Le process est clair : un call de qualif, un entretien technique, une évaluation de l’architecture ou un live coding, selon la séniorité.

“Ce qu’on cherche, c’est des gens qui tiennent la route techniquement, mais aussi humainement. Des gens qui communiquent bien, qui sont curieux, qui veulent progresser.”

Et surtout : des profils qui savent prendre des décisions et produire propre.

Un CTO qui met les mains dans l’humain

Thomas me parle aussi de son rôle managérial. Il ne fait pas les 1:1 avec 40 devs, mais il voit tous les EM toutes les deux semaines.

“Ce sont mes relais. On échange sur le moral, les tensions, les besoins. Je leur donne un max de visibilité sur le COMEX, ils me remontent le terrain. C’est fluide.”

L’ambiance dans l’équipe, il la décrit comme humaine, engagée, bienveillante. Et ça, il y tient.

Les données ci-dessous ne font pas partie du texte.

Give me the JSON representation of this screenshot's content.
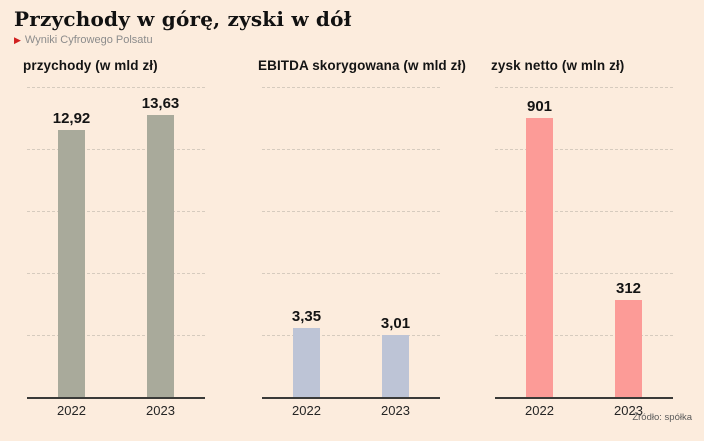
{
  "page": {
    "title": "Przychody w górę, zyski w dół",
    "subtitle": "Wyniki Cyfrowego Polsatu",
    "source": "Źródło: spółka"
  },
  "colors": {
    "background": "#fcecdd",
    "accent_red": "#d11f1f",
    "gridline": "#d6cbbe",
    "axis": "#3a3a38",
    "revenue_bar": "#a9aa9b",
    "ebitda_bar": "#bdc4d6",
    "net_profit_bar": "#fc9b97"
  },
  "chart_data": [
    {
      "type": "bar",
      "title": "przychody (w mld zł)",
      "categories": [
        "2022",
        "2023"
      ],
      "values": [
        12.92,
        13.63
      ],
      "value_labels": [
        "12,92",
        "13,63"
      ],
      "ylim": [
        0,
        15
      ],
      "gridline_step": 3,
      "grid": true,
      "legend": "none",
      "bar_color": "#a9aa9b"
    },
    {
      "type": "bar",
      "title": "EBITDA skorygowana (w mld zł)",
      "categories": [
        "2022",
        "2023"
      ],
      "values": [
        3.35,
        3.01
      ],
      "value_labels": [
        "3,35",
        "3,01"
      ],
      "ylim": [
        0,
        15
      ],
      "gridline_step": 3,
      "grid": true,
      "legend": "none",
      "bar_color": "#bdc4d6"
    },
    {
      "type": "bar",
      "title": "zysk netto (w mln zł)",
      "categories": [
        "2022",
        "2023"
      ],
      "values": [
        901,
        312
      ],
      "value_labels": [
        "901",
        "312"
      ],
      "ylim": [
        0,
        1000
      ],
      "gridline_step": 200,
      "grid": true,
      "legend": "none",
      "bar_color": "#fc9b97"
    }
  ]
}
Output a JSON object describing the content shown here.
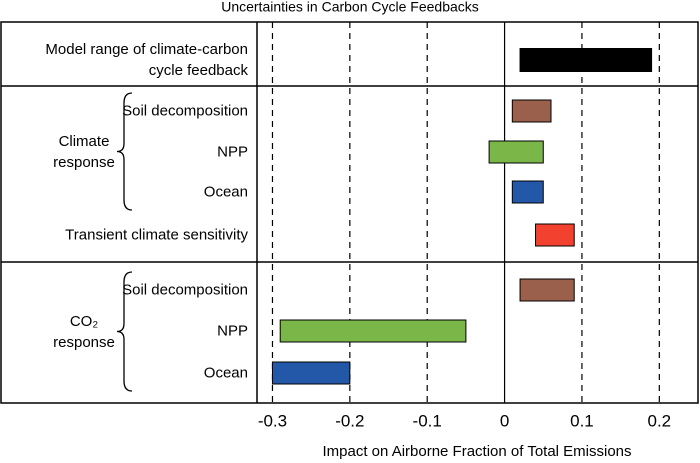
{
  "chart_data": {
    "type": "range_bar",
    "title": "Uncertainties in Carbon Cycle Feedbacks",
    "x_label": "Impact on Airborne Fraction of Total Emissions",
    "xlim": [
      -0.32,
      0.25
    ],
    "xticks": [
      -0.3,
      -0.2,
      -0.1,
      0,
      0.1,
      0.2
    ],
    "grid": "dashed",
    "panels": [
      {
        "groups": [
          {
            "rows": [
              {
                "label": "Model range of climate-carbon cycle feedback",
                "values": [
                  0.02,
                  0.19
                ],
                "color": "#000000"
              }
            ]
          }
        ]
      },
      {
        "groups": [
          {
            "name": "Climate response",
            "rows": [
              {
                "label": "Soil decomposition",
                "values": [
                  0.01,
                  0.06
                ],
                "color": "#9b604b"
              },
              {
                "label": "NPP",
                "values": [
                  -0.02,
                  0.05
                ],
                "color": "#7ab648"
              },
              {
                "label": "Ocean",
                "values": [
                  0.01,
                  0.05
                ],
                "color": "#2358a8"
              }
            ]
          },
          {
            "rows": [
              {
                "label": "Transient climate sensitivity",
                "values": [
                  0.04,
                  0.09
                ],
                "color": "#f2412e"
              }
            ]
          }
        ]
      },
      {
        "groups": [
          {
            "name": "CO₂ response",
            "rows": [
              {
                "label": "Soil decomposition",
                "values": [
                  0.02,
                  0.09
                ],
                "color": "#9b604b"
              },
              {
                "label": "NPP",
                "values": [
                  -0.29,
                  -0.05
                ],
                "color": "#7ab648"
              },
              {
                "label": "Ocean",
                "values": [
                  -0.3,
                  -0.2
                ],
                "color": "#2358a8"
              }
            ]
          }
        ]
      }
    ]
  }
}
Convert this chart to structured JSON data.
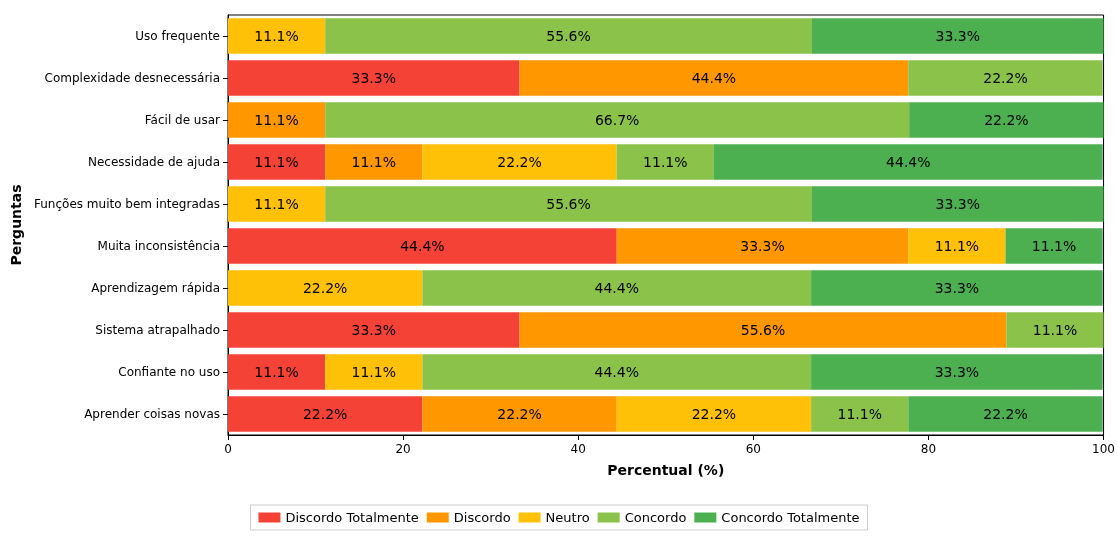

“On veut éviter les burn-outs, les frictions, les non-dits. Le CSE est actif, et on est très attentifs à ce que chacun aille bien.”

Le marché ? Plus frileux, plus exigeant

“On est dans une période d’austérité généralisée. Les boîtes coupent leurs budgets. Il faut mériter chaque euro.”

theTribe ne vend pas le prix, mais la qualité :

“On rassure sur le fait qu’on ne dépasse pas. Qu’on documente. Qu’on livre. Et qu’on ne piège pas les clients dans des techno fermées.”

Ils misent aussi sur leur référencement… dans ChatGPT.

“Certains prospects nous ont trouvés directement via ChatGPT. On travaille à rendre nos contenus digestes pour les LLM.”

Dernier conseil à un CTO ? Ne pas tout miser sur la technique

“Le bon CTO, ce n’est pas celui qui a toutes les certitudes. C’est celui qui reste humble, curieux, à l’écoute. Et qui sait vivre en équipe.”

Et côté technique ?

“Il faut faire sa veille. Monter en compétence sur des sujets qu’on ne connaît pas. On a tous un sujet qui traîne. Kubernetes, les CI/CD, les bases de données, l’archi... Faut y aller.”

Chez theTribe, les devs bossent même en “cohortes de formation” chaque semaine sur un sujet technique, ensemble. Pas pour briller. Pour progresser.

Merci Thomas

Un entretien riche, humble, technique. Ce que Thomas dégage, c’est une vision lucide, incarnée, à l’opposé des clichés sur le “CTO visionnaire”.